Consider the heat challenges of a chip that runs at 15 kilowatts. "It consumes a tremendous amount of power, and you have to cool it in a way that is very, very reliable," says Lamond."You don't want the temperature to go up to 125 degrees celsius, let's say, keep it less than 75 [degrees celsius]. And that's not easy in itself, because you have a large surface area that you need to keep at a constant temperature during the whole operation of the system." Cerebras has developed an elaborate network of pipes to carry water to effectively irrigate the WSE.
All of that effort benefits from the fact that AI has come of age as a computing problem.
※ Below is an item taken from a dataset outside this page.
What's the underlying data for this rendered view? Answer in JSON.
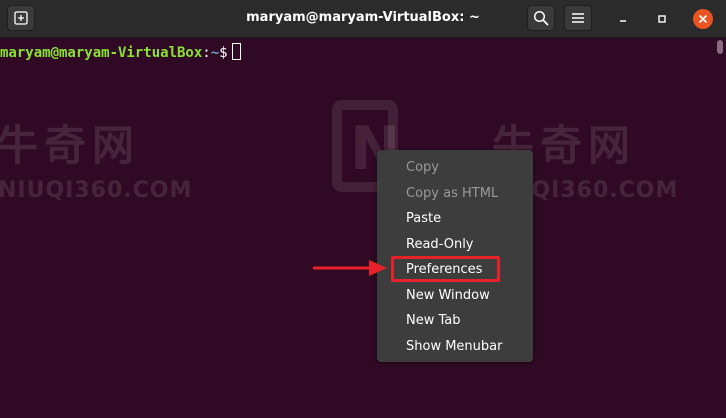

The chip industry needed a product that could benefit from having a very large amount of silicon devoted to it. "Clearly, AI is a good choice," says Lamond. "It is massively parallel, with hundreds of thousands of cores that have to work in parallel, but from a logic point of view, it is not that complicated -- it's just adds followed by multiplies followed by adds," he says, referring to the vector-matrix multiplications that are the focus of machine learning.
Lamond sees a brilliant future ahead generating enormous leaps in performance with each new version of the WSE and the system that runs it.
"We can't sit down and say, we've done it, and twiddle our thumbs," he says. "We need to have the Gen Two, and we are working on that now; we have in the works Gen Three, and we are even thinking about Gen Four, because we need to get every year and a half, or two years, a major improvement in the performance."
"People won't buy another system if it's merely 20% better than a previous system," he observes.
Competition is inevitable, says Lamond. For any market to be viable, there have to be some additional suppliers. "Look, if there is no competition, generally there is no market, it is very rare you stay by yourself as a single player in a market."
Scaling the heights of engineering will prove challenging for Nvidia and anyone else who wants to compete with Cerebras, suggests Lamond. "There are no shortcuts," says Lamond. "People know it can be done, but to know how took a lot of work by a bunch of very, very talented engineers."
Competitors can't simply go to Taiwan Semi and order up another wafer-scale chip, because Cerebras, he notes, "ended up having some significant invention that will stay as trade secret."
As he puts it, "They'll have to start from scratch."